Fast & Frugal Webinar - Running a Lean Startup with AWS

This was a multipart webinar series that Amazon AWS hosted. I thought that the speakers would shed some light into a few notions that are critically important to small business owners, primarily what a lean startup is, how these startups are using AWS for their business, and how to take this knowledge from webinar to execution. Some parts were way too technical for a mixed business audience. 

"A startup is a human institution designed to deliver a new product or service under conditions of extreme uncertainty." --Eric Ries, author of The Lean Startup

"Lean" is a concept that is closely associated with manufacturing, and according to Wikipedia it is a production practice that considers the expenditure of resources for any goal other than the creation of value for the end customer to be wasteful, and thus a target for elimination. Working from the perspective of the customer who consumes a product or service, "value" is defined as any action or process that a customer would be willing to pay for. Essentially, lean is centered on preserving value with less work.

The Toyota Way, an example of a lean process
Recommendations for Lean Startups:

Use innovation accounting with three learning milestones. (1) establish the baseline to build a minimum viable product and measure how customers behave right now. (2) tune the engine and experiment to see if we can improve metrics from the baseline towards the deal. (3) pivot or persevere when experiments reach diminishing returns, it's time to pivot.

Leverage AWS. Why? Your server infrastructure needs will change. If you are able to run on the same infrastructure at launch and a year later, you overbuilt your launch infrastructure, or even worse, your business is not scaling. Goal: find a Scalable Business Model.

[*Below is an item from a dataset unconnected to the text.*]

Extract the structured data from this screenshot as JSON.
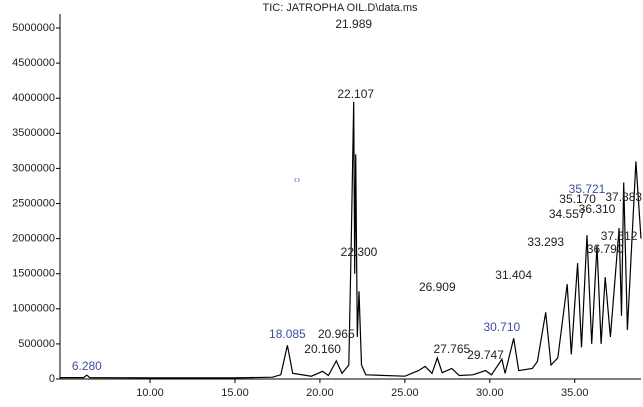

Build your Minimum Viable Product (MVP). Toss the vanity metrics (ones use in frilly reports to senior management, shareholders, or key stakeholders) and instead measure key assumptions that answer what we are trying to prove with this startup. Use 3rd party SaaS metrics or Amazon's elastic mapreduce. Goal: learn from the process, iterate or pivot in a new direction.

Use the building blocks AWS provides. It is on demand, available, elastic (use as much or as little as needed), pay as you go, low cost, no contracts, no upfront payments, and no cap-ex. 

Vertical scaling - increase hardware, cpu, memory
Horizontal scaling - increases instance number, master/slave replications
Database sharding - indexes partial customer datasets

Goal: stay lean by using only what you need and reduce costs.